Set up a basic record-keeping system

Sales ledger

Guidance

A sales ledger normally records:

  • the sales your business has made
  • the amount of money received for your goods or services
  • money owed (debtors) at the end of each month

It's a useful business-planning tool, enabling you to monitor and chase slow payers and see which customers are most profitable. Also, if you are VAT-registered, it can help you with calculating your VAT liability and submitting your VAT Return. See our VAT section for further guidance.

Sales ledger

DateInvoice
number
CustomerNetVATGrossDate
paid
Payment
type
        

Download the sales ledger spreadsheet (XLS, 19K).

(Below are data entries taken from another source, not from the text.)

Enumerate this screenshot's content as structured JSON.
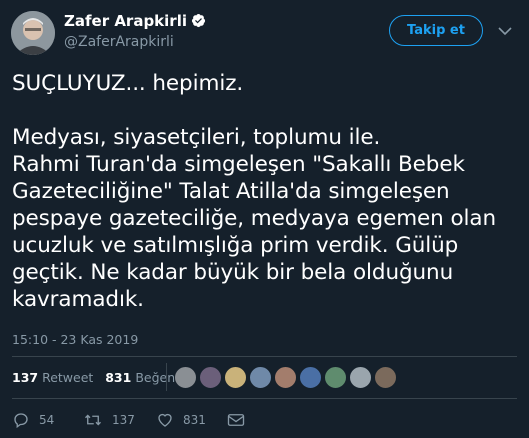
{
  "author": {
    "name": "Zafer Arapkirli",
    "handle": "@ZaferArapkirli",
    "verified": true,
    "avatar": "avatar-icon"
  },
  "header": {
    "follow_label": "Takip et",
    "menu_icon": "chevron-down-icon"
  },
  "tweet": {
    "lines": [
      "SUÇLUYUZ... hepimiz.",
      "",
      "Medyası, siyasetçileri, toplumu ile.",
      "Rahmi Turan'da simgeleşen \"Sakallı Bebek",
      "Gazeteciliğine\" Talat Atilla'da simgeleşen",
      "pespaye gazeteciliğe, medyaya egemen olan",
      "ucuzluk ve satılmışlığa prim verdik. Gülüp",
      "geçtik. Ne kadar büyük bir bela olduğunu",
      "kavramadık."
    ],
    "timestamp": "15:10 - 23 Kas 2019"
  },
  "stats": {
    "retweets": "137",
    "retweets_label": "Retweet",
    "likes": "831",
    "likes_label": "Beğeni",
    "liker_colors": [
      "#8a8f94",
      "#6b5f7a",
      "#c9b27a",
      "#6f89a8",
      "#a37d6c",
      "#4a6fa5",
      "#5f8c6e",
      "#9aa5ad",
      "#7b6a5c"
    ]
  },
  "actions": {
    "replies": "54",
    "retweets": "137",
    "likes": "831"
  },
  "colors": {
    "background": "#15202b",
    "accent": "#1da1f2",
    "muted": "#8899a6",
    "divider": "#38444d"
  }
}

How do I use my sales ledger?

Every time you invoice a customer, record it in the sales ledger - do this regularly, at least once a week. Each week or month, you can add up the total amount of sales invoiced by you, also called turnover (an important business statistic). By recording the amounts paid by customers in the sales ledger, you will also be able to identify the money owed to your business. Any customers who have exceeded your payment terms can then be chased.

If you choose to use accounting software, the process of identifying overdue payments will be quicker and easier. See digital financial records.

If you are not VAT-registered, then you do not need the 'Net' and 'VAT' columns.

Keeping records of invoices

To support your sales ledger, you need to keep copies of your invoices. These must be kept on file or in digital format for six years. It will assist in tracing sales invoices if you give each sales invoice a number and record this number against an entry in the ledger.

If any of your customers have both cash and invoiced sales, the sales ledger can be used to record both. In these cases, the cash sales are normally recorded in the sales ledger on a daily basis and should be supported by till receipts or any other record issued to the customer. The entry in the sales ledger can just say 'cash sales' in the customer column.